Il Governo condivide le misure proposte dal Consiglio federale ma deplora i toni e la tempistica. Il Consiglio di Stato ticinese chiede insomma venga fatta maggiore chiarezza. È così?
«Le modalità della consultazione hanno attirato le critiche anche da parte di altri Cantoni e non solo del Ticino, in particolare per i tempi ristretti che sono stati concessi per prendere posizione. Proprio per questo riteniamo che sarebbe preferibile se Berna decretasse la situazione straordinaria. Le misure verrebbero decise e attuate tramite i Cantoni, evitando una situazione di disorientamento per il cittadino, che non capisce se siano in vigore o meno. In un periodo di incertezza come questo è qualcosa di deleterio per la popolazione».
Dopo la ristorazione i riflettori sono puntati sui negozi. Come rispondete al malumore dei settori toccati dalla chiusura?
«Come avvenuto durante la prima ondata, sarà importante disporre di un pacchetto di accompagnamento. Se la Confederazione dovesse prolungare le misure fino a fine febbraio avremmo oltre settanta giorni di chiusure. In un simile scenario, senza misure celeri si rischia di perdere posti di lavoro. La discussione verrà affrontata in una consultazione parallela con i direttori cantonali dell’economia».

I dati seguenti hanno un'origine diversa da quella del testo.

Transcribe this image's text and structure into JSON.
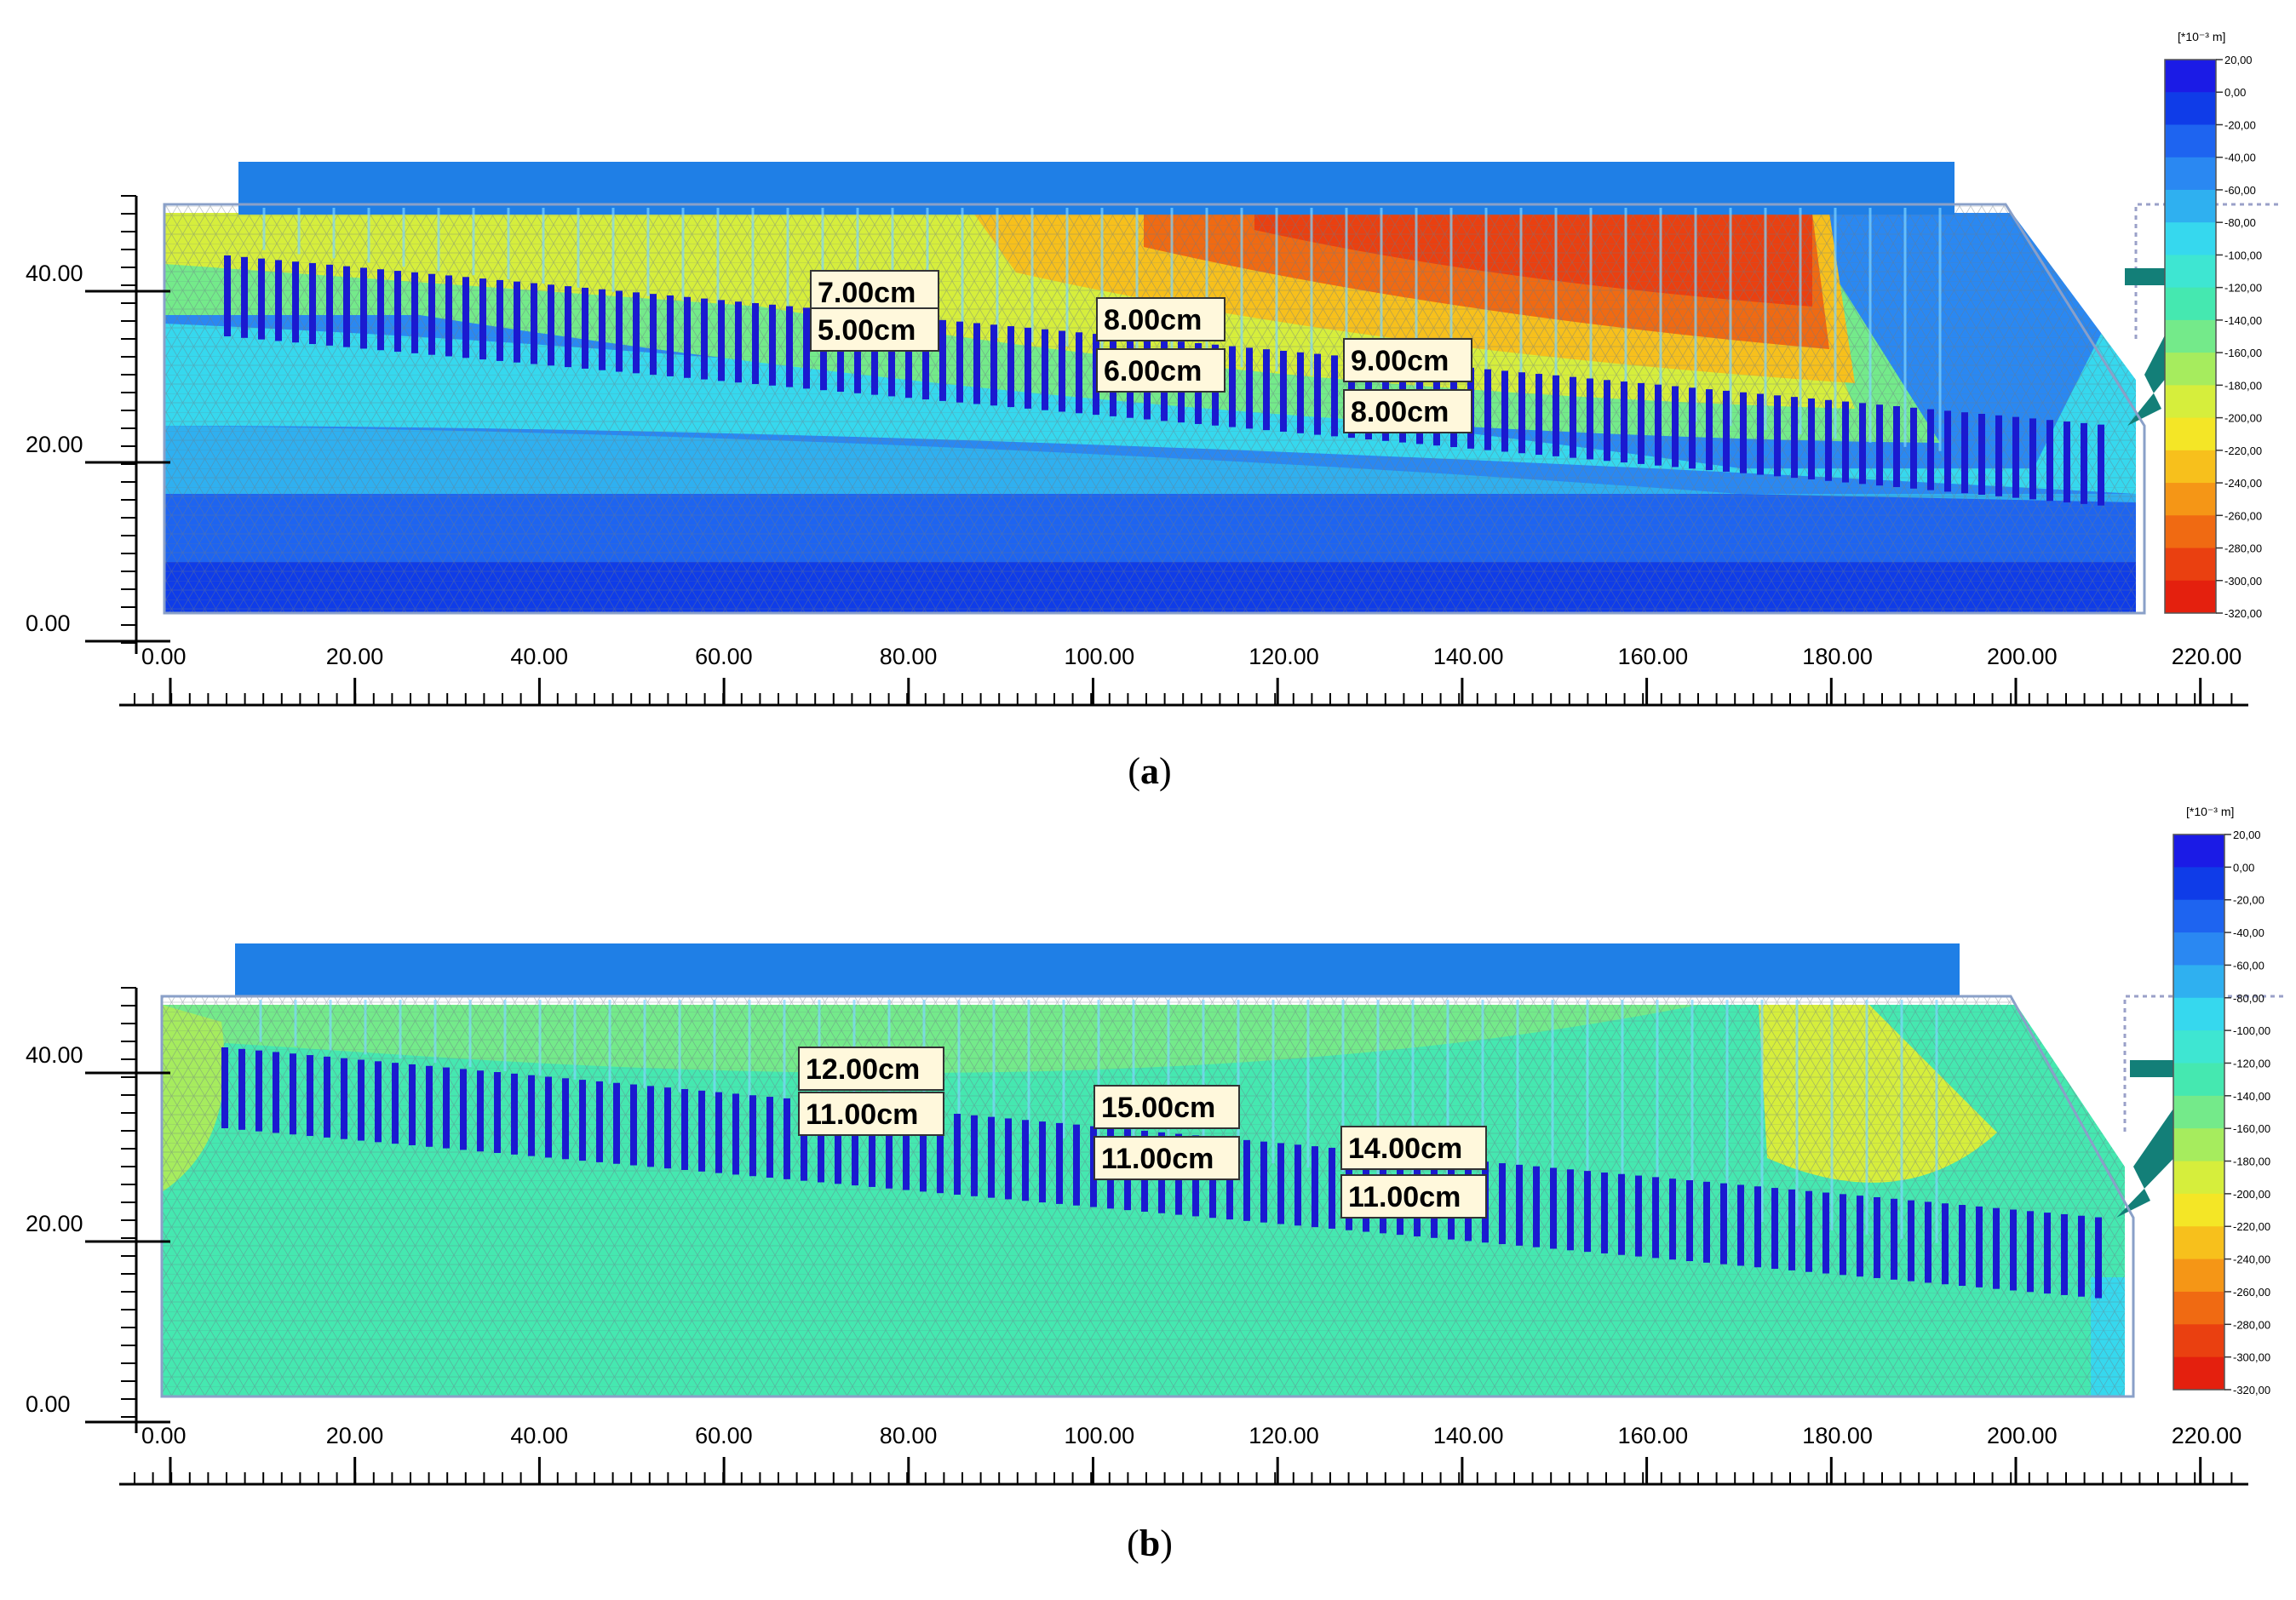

Il Cantone è pronto alla chiusura delle stazioni sciistiche. Non c’è il timore che la popolazione si senta esasperata senza «sfoghi» come le attività sportive e culturali?
«Riteniamo che nel momento in cui venisse decretata la chiusura dei negozi, per ragioni di coerenza, di sacrifici economici imposti e di scala di priorità nei bisogni della popolazione occorrerebbe parimenti interrogarsi sul mantenimento dell’apertura dei comprensori sciistici».
Restando in tema di aiuti, il settore dell’albergheria ha lamentato che verrebbero concessi solo alle strutture che si occupano di turismo degli affari. Sono previsti dei correttivi?
«Sono in corso dei chiarimenti tra Cantoni e Confederazione e si spera di arrivare al più presto a una soluzione».
Il Ticino torna a chiedere maggiori controlli al confine. Non è la prima volta che il Governo cantonale si rivolge a Berna dall’inizio della seconda ondata. Cosa non sta funzionando?
«L’Autorità federale non considera che dall’altra parte del confine ci sono meno libertà e che, di riflesso, molti lombardi vengono in Ticino proprio per godere di queste libertà. Da parte italiana ci sono pochissimi controlli e avere un confine molto permeabile fa passare il messaggio che da noi è tutto concesso. La mobilità transfrontaliera contribuisce in parte alla diffusione del virus e bisogna tenere alta la guardia».